Professor of English and Creative Writing at Birkbeck College, University of London and a Professorial Research Fellow, SOAS.

Marina Warner’s mother was Italian and her father an English bookseller; she was brought up in Egypt, Belgium, and Cambridge, England. She has been a writer since she was young, specialising in mythology and fairy-tales, with an emphasis on the part women play in them. Her award-winning books include Alone of All Her Sex: The Myth and the Cult of the Virgin Mary (l976), Joan of Arc: The Image of Female Heroism (l982), From the Beast to the Blonde : On Fairy Tales and Their Tellers (1994) and No Go the Bogeyman (1998). In l994 she gave the BBC Reith Lectures on the theme of Six Myths of Our Time. Her books include Phantasmagoria: Spirit Visions, Metaphors, and Media (2006), Stranger Magic: Charmed States and The Arabian Nights (2011) and Once Upon a Time: A Short History of Fairy Tale (OUP, 2012) . She also writes fiction: The Lost Father (l988), was short-listed for the Booker prize, and in 2000, The Leto Bundle (2000) was long-listed. Her third collection of short stories, Fly Away Home came out in 2014. She has curated exhibitions, including The Inner Eye (l996), Metamorphing (2002-3), and Only Make-Believe: Ways of Playing (2005); Forms of Enchantment: Writing on Art and Artists will be published next year. She chaired the Man Booker International Prize for 2015. Her third collection of short stories, Fly Away Home, was published by Salt in autumn 2015.

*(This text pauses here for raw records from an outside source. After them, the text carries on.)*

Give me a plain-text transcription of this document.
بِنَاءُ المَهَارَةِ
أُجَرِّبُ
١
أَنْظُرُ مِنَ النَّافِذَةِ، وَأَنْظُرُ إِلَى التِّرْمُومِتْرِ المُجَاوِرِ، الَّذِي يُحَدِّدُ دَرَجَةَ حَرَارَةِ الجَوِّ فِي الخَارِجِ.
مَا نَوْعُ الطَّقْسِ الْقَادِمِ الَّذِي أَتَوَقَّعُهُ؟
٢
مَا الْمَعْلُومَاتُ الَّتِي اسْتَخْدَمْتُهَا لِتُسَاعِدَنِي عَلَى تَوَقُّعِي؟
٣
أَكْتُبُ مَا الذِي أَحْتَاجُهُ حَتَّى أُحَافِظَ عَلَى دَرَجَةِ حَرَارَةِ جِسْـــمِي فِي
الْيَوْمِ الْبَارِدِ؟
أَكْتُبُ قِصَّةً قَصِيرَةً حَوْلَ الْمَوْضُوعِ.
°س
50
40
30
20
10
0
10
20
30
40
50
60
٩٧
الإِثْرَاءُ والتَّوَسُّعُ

Since 2016, she has been working on the theme of Sanctuary and culture in times of dislocation and diaspora, developing the international Stories in Transit project, which aspires to work with displaced individuals, whatever their status, asking: What role can imaginary narratives play in contemporary conditions? In what ways can the ancient human capacity to tell and pass on stories help in the present crisis? Can make-believe help make-truth? More information about the work can be found here: Once Upon a Time: A Short History of Fairy Tale (OUP, 2014) will be reissued as Fairy Tale: A Very Short Introduction in 2018. Forthcoming publications include Forms of Enchantment: Writings on Art and Artists (Thames and Hudson) and The Shadow Image, edited by Rut Blees Luxembourg, with essay and photographs from a trip to China in 1975 by Marina Warner. She is also still at work on a memoir-cum-novel set in Cairo in the Fifties.

She is a contributing editor to The London Review of Books, a Fellow of the British Academy, a Quondam Fellow of All Souls College, Oxford, and, since 2017, President of the Royal Society of Literature. She was made DBE in 2015, and the same year was awarded the Holberg Prize in the Arts and Humanities. in 2017 she was given a British Academy Medal and a World Fantasy Life Time Achievement Award. She is currently patron of the Ted Hughes Society, Bloodaxe Books, Society for Story Telling, Hosking Houses Trust and The Longford Trust.